The push to turn Greenland into the 51st state—or a U.S. territory—is being met with fierce resistance from the very people who live there. On January 20, 2026, Inuit advocacy groups issued a stark “history warning,” citing the 150-year legacy of the Alaska Purchase. In 1867, the U.S. bought Alaska from Russia without consulting a single indigenous person; the result was a century of forced assimilation, the stripping of land rights, and a “suicide epidemic” that still haunts Alaska Native communities today, where suicide rates remain nearly 4 times the U.S. average.

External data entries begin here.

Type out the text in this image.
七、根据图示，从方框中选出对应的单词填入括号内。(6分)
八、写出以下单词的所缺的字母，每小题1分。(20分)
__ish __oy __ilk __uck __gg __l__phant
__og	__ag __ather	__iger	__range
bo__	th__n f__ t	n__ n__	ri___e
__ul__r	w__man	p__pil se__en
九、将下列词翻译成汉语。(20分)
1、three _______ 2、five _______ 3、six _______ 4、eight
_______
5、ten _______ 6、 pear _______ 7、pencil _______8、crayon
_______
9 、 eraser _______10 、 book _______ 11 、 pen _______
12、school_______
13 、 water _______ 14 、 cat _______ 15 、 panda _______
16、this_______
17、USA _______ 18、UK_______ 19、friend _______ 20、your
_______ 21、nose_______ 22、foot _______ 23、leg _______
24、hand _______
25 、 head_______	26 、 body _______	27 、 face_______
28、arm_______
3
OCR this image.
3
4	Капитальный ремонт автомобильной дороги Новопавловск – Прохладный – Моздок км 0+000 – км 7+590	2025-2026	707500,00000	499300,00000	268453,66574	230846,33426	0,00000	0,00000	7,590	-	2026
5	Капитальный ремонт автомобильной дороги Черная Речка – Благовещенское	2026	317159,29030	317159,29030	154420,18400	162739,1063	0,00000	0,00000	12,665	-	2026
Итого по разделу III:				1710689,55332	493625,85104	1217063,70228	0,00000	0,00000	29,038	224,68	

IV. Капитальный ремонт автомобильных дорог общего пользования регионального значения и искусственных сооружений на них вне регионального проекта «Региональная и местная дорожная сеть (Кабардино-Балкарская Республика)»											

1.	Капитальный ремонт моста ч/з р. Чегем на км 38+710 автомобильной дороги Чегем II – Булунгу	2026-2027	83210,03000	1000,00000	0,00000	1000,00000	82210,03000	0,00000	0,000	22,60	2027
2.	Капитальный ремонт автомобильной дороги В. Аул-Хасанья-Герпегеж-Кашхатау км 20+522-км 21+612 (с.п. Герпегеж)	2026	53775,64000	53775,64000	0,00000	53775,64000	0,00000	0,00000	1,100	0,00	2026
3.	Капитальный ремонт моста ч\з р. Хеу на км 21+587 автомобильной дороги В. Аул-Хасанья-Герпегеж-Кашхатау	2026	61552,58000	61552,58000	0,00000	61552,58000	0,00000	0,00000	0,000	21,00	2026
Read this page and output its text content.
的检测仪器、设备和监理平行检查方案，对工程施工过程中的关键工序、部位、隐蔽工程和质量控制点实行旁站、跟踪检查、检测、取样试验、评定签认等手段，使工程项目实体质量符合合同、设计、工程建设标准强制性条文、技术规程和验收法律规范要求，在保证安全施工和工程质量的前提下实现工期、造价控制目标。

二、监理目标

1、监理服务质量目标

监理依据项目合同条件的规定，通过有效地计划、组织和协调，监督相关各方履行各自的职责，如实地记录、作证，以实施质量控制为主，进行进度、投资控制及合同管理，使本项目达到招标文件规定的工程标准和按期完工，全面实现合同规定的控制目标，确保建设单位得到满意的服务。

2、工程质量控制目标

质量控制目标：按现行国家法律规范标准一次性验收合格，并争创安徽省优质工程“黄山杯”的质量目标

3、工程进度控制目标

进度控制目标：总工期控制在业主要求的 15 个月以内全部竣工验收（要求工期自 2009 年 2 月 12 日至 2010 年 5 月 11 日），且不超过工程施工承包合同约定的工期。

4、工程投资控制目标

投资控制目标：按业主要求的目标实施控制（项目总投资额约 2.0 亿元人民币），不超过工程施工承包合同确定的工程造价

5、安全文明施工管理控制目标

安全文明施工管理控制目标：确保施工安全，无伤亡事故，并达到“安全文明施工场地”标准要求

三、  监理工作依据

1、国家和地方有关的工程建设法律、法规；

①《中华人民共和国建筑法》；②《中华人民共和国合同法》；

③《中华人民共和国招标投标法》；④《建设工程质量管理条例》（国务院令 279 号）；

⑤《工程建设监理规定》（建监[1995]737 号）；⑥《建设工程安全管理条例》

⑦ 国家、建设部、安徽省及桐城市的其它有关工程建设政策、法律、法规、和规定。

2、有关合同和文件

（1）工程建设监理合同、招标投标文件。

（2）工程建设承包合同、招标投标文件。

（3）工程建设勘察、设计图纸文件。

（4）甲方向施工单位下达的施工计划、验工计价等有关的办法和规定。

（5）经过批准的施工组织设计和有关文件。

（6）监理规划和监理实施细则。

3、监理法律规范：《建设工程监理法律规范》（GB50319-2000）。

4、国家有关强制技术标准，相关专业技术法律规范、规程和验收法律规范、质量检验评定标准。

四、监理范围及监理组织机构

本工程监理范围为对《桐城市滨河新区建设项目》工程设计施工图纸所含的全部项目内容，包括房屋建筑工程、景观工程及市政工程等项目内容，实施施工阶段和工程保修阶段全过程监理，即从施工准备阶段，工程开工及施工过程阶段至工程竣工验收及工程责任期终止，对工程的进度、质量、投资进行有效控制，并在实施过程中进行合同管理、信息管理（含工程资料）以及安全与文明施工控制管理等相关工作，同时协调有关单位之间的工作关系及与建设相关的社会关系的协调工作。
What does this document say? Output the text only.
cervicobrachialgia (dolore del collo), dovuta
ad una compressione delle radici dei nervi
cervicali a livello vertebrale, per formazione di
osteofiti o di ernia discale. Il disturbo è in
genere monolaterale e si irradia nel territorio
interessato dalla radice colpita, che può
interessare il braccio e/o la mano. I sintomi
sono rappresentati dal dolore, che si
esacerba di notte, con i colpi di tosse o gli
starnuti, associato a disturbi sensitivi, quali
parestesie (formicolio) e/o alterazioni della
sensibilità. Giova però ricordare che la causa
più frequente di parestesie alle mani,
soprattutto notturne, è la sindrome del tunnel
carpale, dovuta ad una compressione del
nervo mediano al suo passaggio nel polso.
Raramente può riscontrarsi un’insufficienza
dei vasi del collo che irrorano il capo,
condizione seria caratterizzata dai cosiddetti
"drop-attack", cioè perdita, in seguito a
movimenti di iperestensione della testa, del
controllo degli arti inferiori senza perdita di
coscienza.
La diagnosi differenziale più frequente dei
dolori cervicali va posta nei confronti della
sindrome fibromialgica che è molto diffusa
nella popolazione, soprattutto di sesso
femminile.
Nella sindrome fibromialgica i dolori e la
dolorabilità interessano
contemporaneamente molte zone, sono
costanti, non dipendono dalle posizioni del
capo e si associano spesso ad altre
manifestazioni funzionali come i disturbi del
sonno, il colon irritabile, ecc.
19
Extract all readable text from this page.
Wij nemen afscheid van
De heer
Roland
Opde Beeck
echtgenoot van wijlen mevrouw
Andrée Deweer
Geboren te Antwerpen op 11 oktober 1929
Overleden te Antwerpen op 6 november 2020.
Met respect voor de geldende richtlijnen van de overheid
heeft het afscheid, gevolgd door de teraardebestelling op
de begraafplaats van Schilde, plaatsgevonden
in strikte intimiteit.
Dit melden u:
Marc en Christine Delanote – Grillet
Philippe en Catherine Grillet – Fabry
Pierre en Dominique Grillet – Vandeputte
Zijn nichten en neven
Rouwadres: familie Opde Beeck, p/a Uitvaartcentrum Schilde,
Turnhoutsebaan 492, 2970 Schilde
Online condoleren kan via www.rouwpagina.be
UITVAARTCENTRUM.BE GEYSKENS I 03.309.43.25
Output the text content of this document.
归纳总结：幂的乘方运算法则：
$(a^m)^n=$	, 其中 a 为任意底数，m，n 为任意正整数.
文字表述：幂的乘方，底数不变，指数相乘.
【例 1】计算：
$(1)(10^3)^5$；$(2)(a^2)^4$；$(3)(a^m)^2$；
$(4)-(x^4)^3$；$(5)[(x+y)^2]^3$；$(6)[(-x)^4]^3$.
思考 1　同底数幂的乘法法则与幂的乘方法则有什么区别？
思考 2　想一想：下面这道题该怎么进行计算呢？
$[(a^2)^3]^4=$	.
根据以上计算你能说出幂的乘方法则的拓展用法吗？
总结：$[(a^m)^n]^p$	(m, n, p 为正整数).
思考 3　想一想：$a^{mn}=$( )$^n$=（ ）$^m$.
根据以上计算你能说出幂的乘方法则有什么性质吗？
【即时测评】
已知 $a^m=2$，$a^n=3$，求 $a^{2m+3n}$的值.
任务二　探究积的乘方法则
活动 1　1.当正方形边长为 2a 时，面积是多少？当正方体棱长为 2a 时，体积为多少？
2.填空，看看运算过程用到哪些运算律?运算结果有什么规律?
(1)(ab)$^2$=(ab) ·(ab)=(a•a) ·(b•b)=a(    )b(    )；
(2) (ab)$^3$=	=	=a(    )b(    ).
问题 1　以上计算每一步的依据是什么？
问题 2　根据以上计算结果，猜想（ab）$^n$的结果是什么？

For Greenland’s 56,000 residents, the American model looks like a step backward. Under Danish rule, Greenland has moved steadily toward total independence, gaining control over its justice system, mineral rights, and education. Critics argue that moving under U.S. sovereignty would likely turn Greenland into the next “Puerto Rico of the North”—a strategic asset with residents who are subject to U.S. law but lack full voting representation in Congress.
The Hidden Agenda
The Trump administration argues that the “security gap” in the Arctic is an emergency. The Hidden Agenda isn’t just defense; it’s the Northern Sea Route. As climate change thins the ice, this route is becoming the “Suez Canal of the North.” Russia currently dominates this space with a fleet of over 40 icebreakers, including nuclear-powered giants. The U.S., by comparison, has only three aging vessels. Annexing Greenland would give the U.S. a massive territorial claim to the Arctic seabed and its trillions of dollars in untapped minerals, oil, and gas—assets that indigenous leaders fear would be extracted by multinational corporations with zero benefit to the local Inuit.
The Anatomy of a Failure
The contrast between Danish and American indigenous policy is the core of the debate. While Denmark’s relationship with Greenland has had deep flaws—including a recently exposed 1960s “IUD campaign” aimed at population control—the modern Danish model supports indigenous self-determination. In contrast, the American record in Alaska is often seen as one of “resource extraction over human welfare.” Many Alaska Native villages still lack basic running water and face staggering unemployment, a “Third World” reality inside the world’s wealthiest nation.
The Brutal Reality
The Brutal Reality is that Greenland is being treated as a “property” rather than a “people.” Inuit leader Malu Rosing recently stated that talk of “buying” the island evokes traumatic colonial memories of land being treated as a commodity. Trump’s assertion that the U.S. needs Greenland for defense is also being questioned; the U.S. already operates Pituffik Space Base (formerly Thule) under a treaty with Denmark. Sovereignty isn’t required for security, but it is required for total control of the Arctic’s future riches. For the Inuit, the choice is clear: keep the gradual path to independence with Denmark, or risk becoming a military outpost for a nation that has historically failed its own Arctic citizens.